Sampai sekarang siswa masih beranggapan bahwa mata pelajaran PPKN itu sangat sulit dan tidak menyenangkan, kesannya membosankan, merasa tertekan bahkan lebih seram lagi dikatakan menakutkan, seperti yang terjadi pada kelas VIII-A SMPN 1 Kokop Bangkalan pada tahun pelajaran 2020/2021. Dari 26 siswa yang terdiri dari laki-laki 14 orang dan 12 perempuan, maka dari jumlah keseluruhan hanya 12 atau 46% siswa yang mencapai KKM, sedangkan yang 56% belum mencapai KKM. sedangkan KKM dipatok dengan nilai 65. Oleh karena itu peneliti ingin memperbaiki hasil belajar siswa dengan melakukan pembelajaran dengan menggunakan Quantum Learning. Yaitu dengan peelitian berjudul “Penerapan Model Pembelajaran Quantum Learning Untuk Meningkatkan Pembelajaran PPKN Materi Mewujudkan Semangat dan Komitmen Kebangsaan Dalam Kehidupan Kelas VIII-A SMPN 1 Kokop Bangkalan”. Adapun hasil kegiatan tersebut diperoleh peningkatan hasil belajar siswa yang dibuktikan dengan hasil siklus I penguasaan materi pelajaran PPKN siswa atau hasil daya serap siswa rata-rata 70. Akan tetapi ketuntasan secara individu belum tercapai, sebab dari 26 siswa yang tuntas ada 16 siswa atau 61%, sedangkan siswa yang tidak tuntas ada 10 siswa. Oleh sebab itu masih diperlukan perbaikan pada siklus berikutnya, untuk mengatrol dan mengaktifkan siswa, yaitu dengan kembali menggunakan teknik model pembelajaran Quantum Learning, perhatian guru pada semua kelompok ditingkatkan, serta suara dan pengelolaan guru juga ditingkatkan. Maka hasil kegiatan pada siklus 2 tingkat penguasaan materi cukup berhasil. Hal ini ditandai dengan hasil analisis tingkat penguasaan materi pelajaran PPKN siswa atau hasil daya serap siswa rata-rata 80. Ketuntasan secara individu dari 26 siswa yang tuntas ada 22 siswa atau 84%, sedangkan siswa yang tidak tuntas hanya ada 4 siswa atau 14%. Kegiatan pembelajara berhasil. Ketuntasan telah mencapai standar, maka dianggap telah cukup dan tidak dilanjutkan lagi pada siklus berikutnya atau pembelajaran diakhiri.

 

References

Amir, Taufiq, M .2009. Inovasi Pendidikan Melalui Problem Based Learning: Bagaimana Pendidik Memberdayakan Pemelajar Di Era Pengetahuan. Jakarta: Prenada Media Group.

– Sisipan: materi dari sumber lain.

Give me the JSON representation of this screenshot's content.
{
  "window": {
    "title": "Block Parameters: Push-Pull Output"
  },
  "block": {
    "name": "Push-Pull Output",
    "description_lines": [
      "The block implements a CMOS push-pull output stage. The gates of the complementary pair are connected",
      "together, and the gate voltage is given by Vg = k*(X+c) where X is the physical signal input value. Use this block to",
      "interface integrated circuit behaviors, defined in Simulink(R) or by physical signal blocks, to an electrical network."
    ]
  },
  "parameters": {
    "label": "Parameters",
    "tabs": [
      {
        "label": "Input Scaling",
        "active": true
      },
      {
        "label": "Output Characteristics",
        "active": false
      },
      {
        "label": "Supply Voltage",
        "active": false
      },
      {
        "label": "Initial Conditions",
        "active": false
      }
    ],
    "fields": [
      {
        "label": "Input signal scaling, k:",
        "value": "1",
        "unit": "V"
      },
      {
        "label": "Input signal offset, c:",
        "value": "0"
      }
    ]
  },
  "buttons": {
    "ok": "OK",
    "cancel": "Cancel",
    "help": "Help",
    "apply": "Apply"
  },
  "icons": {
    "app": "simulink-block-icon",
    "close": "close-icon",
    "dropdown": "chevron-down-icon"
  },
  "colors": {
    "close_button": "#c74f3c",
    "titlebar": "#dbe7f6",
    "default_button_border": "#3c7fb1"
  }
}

Arikunto, S. 2002. Dasar-Dasar Evaluasi Pendidikan. Jakarta: Bumi Aksara.
Arikunto, S 2002. Prosedur Penelitian, Pendekatan Suatu Praktek. Jakarta: Rineka Cipta.

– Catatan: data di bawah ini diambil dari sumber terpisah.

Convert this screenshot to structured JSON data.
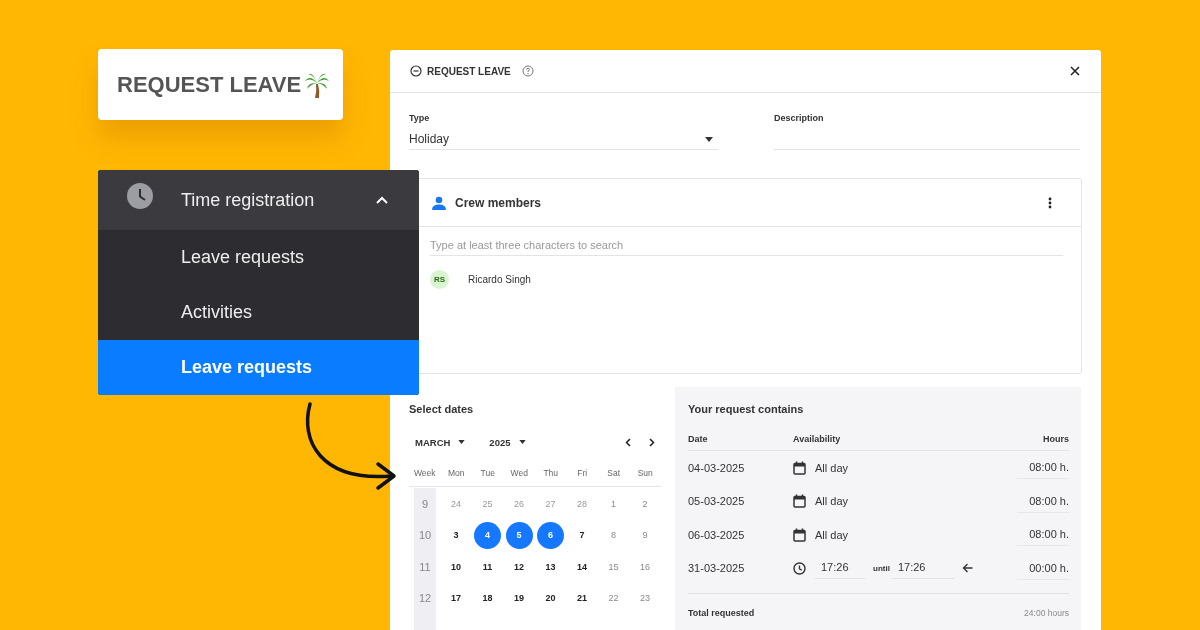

Djiwandono, M. Soenardi. 1996. Tes bahasa dalam pengajaran. Bandung: Penerbit ITB.
Depdikbud. 2002. Petunjuk Pelaksanaan Proses Belajar Mengajar. Jakarta: Depdikbud.
DePorter, Bobbi & Mike Hernacki. (2000).Quantum Learing Membiasakan Belajar Nyaman dan Menyenangkan. Bandung: Penerbit Kaifa.

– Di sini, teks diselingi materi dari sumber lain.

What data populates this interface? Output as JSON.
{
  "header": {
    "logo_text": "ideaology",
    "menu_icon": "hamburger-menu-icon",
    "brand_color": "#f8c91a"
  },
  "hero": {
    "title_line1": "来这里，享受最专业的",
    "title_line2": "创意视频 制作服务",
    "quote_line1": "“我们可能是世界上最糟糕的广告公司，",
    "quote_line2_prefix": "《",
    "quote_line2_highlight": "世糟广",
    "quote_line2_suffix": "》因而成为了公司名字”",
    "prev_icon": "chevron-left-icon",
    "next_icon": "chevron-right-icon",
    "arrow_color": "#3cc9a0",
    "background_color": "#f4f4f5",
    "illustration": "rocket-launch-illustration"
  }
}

Dimyati dan Moedjiono. 2003. Strategi Belajar Mengajar. Jakarta: Rieneka Cipta.
Ekayanto, Rachmad. 2011. Peningkatan Hasil Belajar PKn Melalui Model Quantum Learning Bagi Siswa Kelas IV di SDN Sidomulyo 08 Kecamatan Silo Jember Semester Dua Tahun 2011/2012. PTK Tidak Diterbitkan. Jember: SDN Sidomulyo 08.
Gino, J. 2000. Belajar dan Pembelajaran. Surakarta: UNS Press.
Hilda Karli. 2012. Model Pembelajaran untuk Mengembangkan Keterampilan Berpikir. Jurnal: Pendidikan Penabur. 18. Tahun ke-11.
Miftahul A’la. 2010. Quantum Theaching. Jogjakarta: DIVA Pres.
Nurhadi, Ali .2016. Profesi Keguruan : Menuju Pembentukan Guru Profesional. Kuningan, Jawa barat : Goresan Pena. ISBN 978-602-364-117-8
Slameto, 2003. Metode Pembelajaraan. Jakarta: Rieneka Cipta.
Sudirman, A. 2000. Interaksi dan Motivasi Belajar Mengajar.Jakarta: Raja Grafindo Persada.
Oemar Hamalik. 1995. Kurikulum dan Pengajaran. Bandung : Bumi Aksara.
Sugandi. (2004). Teori Pembelajaran. Semarang: Unnes Press.
Syaiful Bahri Djamarah. 2002. Psikologi Belajar. Jakarta: Rineka Cipta.
Udin S. Winataputra, dkk. 2003. Strategi Belajar Mengajar. Jakarta: Pusat Penerbitan Universitas Terbuka.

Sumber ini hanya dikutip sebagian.